PLANNING is expected to be granted today for three bridges over the River Lee to help kick-start one of the state’s most ambitious regeneration projects.
An Bord Pleanála is expected to give the green light for the bridges – one of which will be the largest swing bridge in Europe – as well as the development of several major roads to facilitate the multibillion-euro revamp of the city’s 166-hectare docklands.
The decision comes almost two years after Cork City Council submitted its plans for the iconic Eastern Gateway bridge, linking Tivoli and the south docks, the Water Street bridge and the so-called spine roads, including Centre Park Road and Monaghan Road.
The board held three oral hearings in December after the Port of Cork objected to certain aspects of the bridge plans.
The city’s Lord Mayor, Dara Murphy, said he understands today’s decision will be positive. "The time has come now for the Government to fully back this major infrastructural project, which is not just critical for the greater Metropolitan Cork region but for the country as a whole. We don’t expect a cheque this year but we must be looking at this over the next three to five years as the country moves out of recession."
An economic study on the benefits of Government investment in public infrastructure in Cork Docklands showed that the regeneration could create 15,000 jobs and generate €610m per annum for the greater Cork metropolitan region.
Most of the infrastructure was priced several years ago – the Eastern Gateway Bridge had a price tag of €80m – and it is hoped that certain savings could be made.
Several major docklands planning applications have been lodged recently, including for the redevelopment of the R&H Hall site and the Topaz site.
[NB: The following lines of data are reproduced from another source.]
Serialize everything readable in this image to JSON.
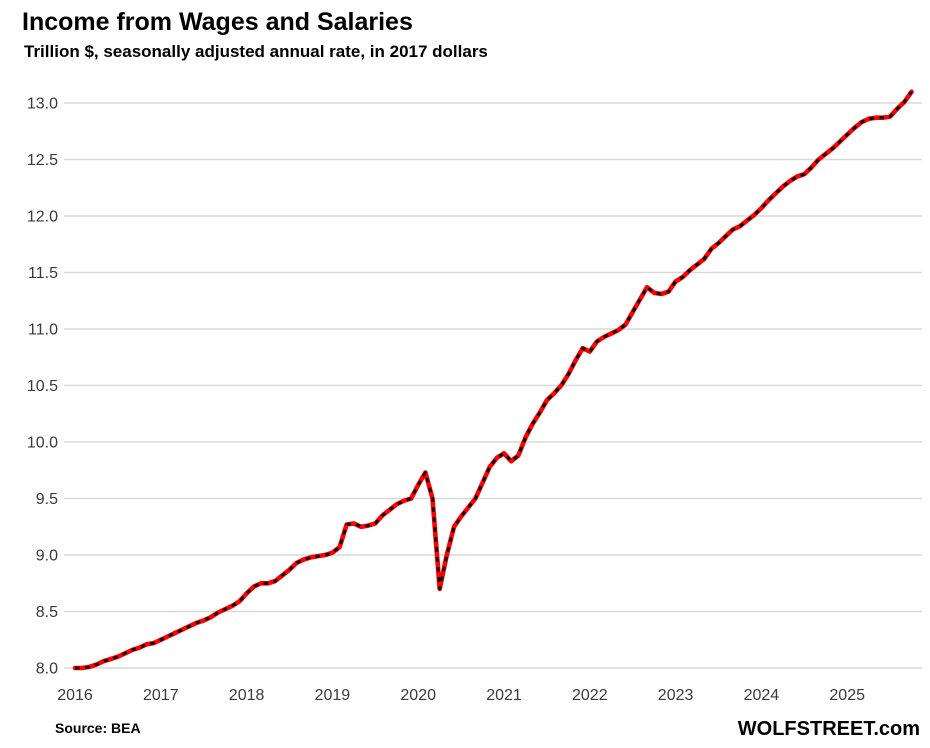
{
  "header": {
    "title": "Income from Wages and Salaries",
    "subtitle": "Trillion $, seasonally adjusted annual rate, in 2017 dollars"
  },
  "footer": {
    "source": "Source: BEA",
    "site": "WOLFSTREET.com"
  },
  "chart_data": {
    "type": "line",
    "title": "Income from Wages and Salaries",
    "subtitle": "Trillion $, seasonally adjusted annual rate, in 2017 dollars",
    "xlabel": "",
    "ylabel": "",
    "unit": "Trillion $",
    "frequency": "monthly",
    "start_month": "2016-01",
    "end_month": "2025-10",
    "ylim": [
      8.0,
      13.0
    ],
    "y_tick_step": 0.5,
    "y_tick_labels": [
      "8.0",
      "8.5",
      "9.0",
      "9.5",
      "10.0",
      "10.5",
      "11.0",
      "11.5",
      "12.0",
      "12.5",
      "13.0"
    ],
    "x_tick_labels": [
      "2016",
      "2017",
      "2018",
      "2019",
      "2020",
      "2021",
      "2022",
      "2023",
      "2024",
      "2025"
    ],
    "grid": true,
    "legend_position": "none",
    "line_style": "red solid with black dash overlay",
    "colors": {
      "line": "#FF0000",
      "dash_overlay": "#000000",
      "grid": "#D9D9D9",
      "axis_text": "#3A3A3A"
    },
    "series": [
      {
        "name": "Income from wages and salaries, trillion 2017 $",
        "values": [
          8.0,
          8.0,
          8.01,
          8.03,
          8.06,
          8.08,
          8.1,
          8.13,
          8.16,
          8.18,
          8.21,
          8.22,
          8.25,
          8.28,
          8.31,
          8.34,
          8.37,
          8.4,
          8.42,
          8.45,
          8.49,
          8.52,
          8.55,
          8.59,
          8.66,
          8.72,
          8.75,
          8.75,
          8.77,
          8.82,
          8.87,
          8.93,
          8.96,
          8.98,
          8.99,
          9.0,
          9.02,
          9.07,
          9.27,
          9.28,
          9.25,
          9.26,
          9.28,
          9.35,
          9.4,
          9.45,
          9.48,
          9.5,
          9.62,
          9.73,
          9.5,
          8.7,
          9.0,
          9.25,
          9.34,
          9.42,
          9.5,
          9.64,
          9.78,
          9.86,
          9.9,
          9.83,
          9.88,
          10.04,
          10.16,
          10.26,
          10.37,
          10.43,
          10.5,
          10.6,
          10.72,
          10.83,
          10.8,
          10.89,
          10.93,
          10.96,
          10.99,
          11.04,
          11.15,
          11.26,
          11.37,
          11.32,
          11.31,
          11.33,
          11.42,
          11.46,
          11.52,
          11.57,
          11.62,
          11.71,
          11.76,
          11.82,
          11.88,
          11.91,
          11.96,
          12.01,
          12.07,
          12.14,
          12.2,
          12.26,
          12.31,
          12.35,
          12.37,
          12.43,
          12.5,
          12.55,
          12.6,
          12.66,
          12.72,
          12.78,
          12.83,
          12.86,
          12.87,
          12.87,
          12.88,
          12.95,
          13.01,
          13.1
        ]
      }
    ]
  }
}
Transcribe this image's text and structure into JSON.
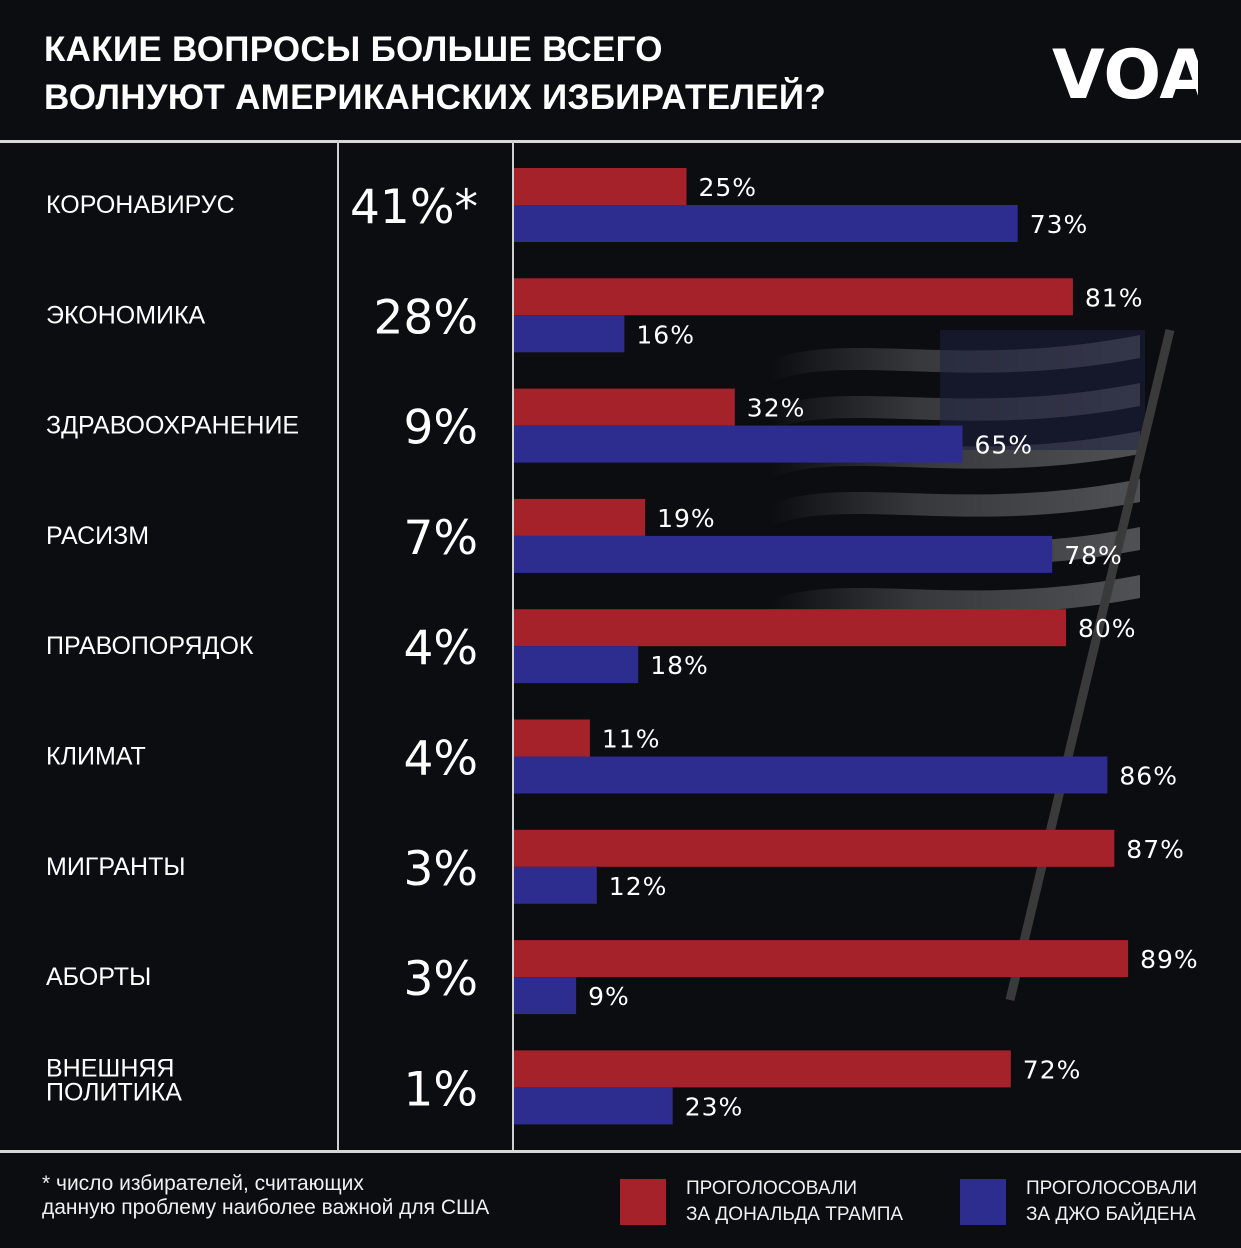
{
  "title": {
    "line1": "КАКИЕ ВОПРОСЫ БОЛЬШЕ ВСЕГО",
    "line2": "ВОЛНУЮТ АМЕРИКАНСКИХ ИЗБИРАТЕЛЕЙ?"
  },
  "logo_text": "VOA",
  "colors": {
    "trump": "#a5222b",
    "biden": "#2d2c8f",
    "background": "#0c0d11"
  },
  "footnote": {
    "line1": "* число избирателей, считающих",
    "line2": "данную проблему наиболее важной для США"
  },
  "legend": {
    "trump": {
      "line1": "ПРОГОЛОСОВАЛИ",
      "line2": "ЗА ДОНАЛЬДА ТРАМПА"
    },
    "biden": {
      "line1": "ПРОГОЛОСОВАЛИ",
      "line2": "ЗА ДЖО БАЙДЕНА"
    }
  },
  "chart_data": {
    "type": "bar",
    "orientation": "horizontal",
    "title": "КАКИЕ ВОПРОСЫ БОЛЬШЕ ВСЕГО ВОЛНУЮТ АМЕРИКАНСКИХ ИЗБИРАТЕЛЕЙ?",
    "xlim": [
      0,
      100
    ],
    "grid": false,
    "legend_position": "bottom",
    "categories": [
      [
        "КОРОНАВИРУС"
      ],
      [
        "ЭКОНОМИКА"
      ],
      [
        "ЗДРАВООХРАНЕНИЕ"
      ],
      [
        "РАСИЗМ"
      ],
      [
        "ПРАВОПОРЯДОК"
      ],
      [
        "КЛИМАТ"
      ],
      [
        "МИГРАНТЫ"
      ],
      [
        "АБОРТЫ"
      ],
      [
        "ВНЕШНЯЯ",
        "ПОЛИТИКА"
      ]
    ],
    "importance_labels": [
      "41%*",
      "28%",
      "9%",
      "7%",
      "4%",
      "4%",
      "3%",
      "3%",
      "1%"
    ],
    "series": [
      {
        "name": "ПРОГОЛОСОВАЛИ ЗА ДОНАЛЬДА ТРАМПА",
        "values": [
          25,
          81,
          32,
          19,
          80,
          11,
          87,
          89,
          72
        ],
        "labels": [
          "25%",
          "81%",
          "32%",
          "19%",
          "80%",
          "11%",
          "87%",
          "89%",
          "72%"
        ]
      },
      {
        "name": "ПРОГОЛОСОВАЛИ ЗА ДЖО БАЙДЕНА",
        "values": [
          73,
          16,
          65,
          78,
          18,
          86,
          12,
          9,
          23
        ],
        "labels": [
          "73%",
          "16%",
          "65%",
          "78%",
          "18%",
          "86%",
          "12%",
          "9%",
          "23%"
        ]
      }
    ]
  }
}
It is hoped securing planning permission for the public infrastructure today will give certainty to landowners considering projects.
City manager Joe Gavin said about 20% of what is planned for the docklands can proceed without the infrastructure, but credit must begin to flow again. He said despite the current economic conditions, planning applications are still being processed so that projects are ready to go when the economy picks up.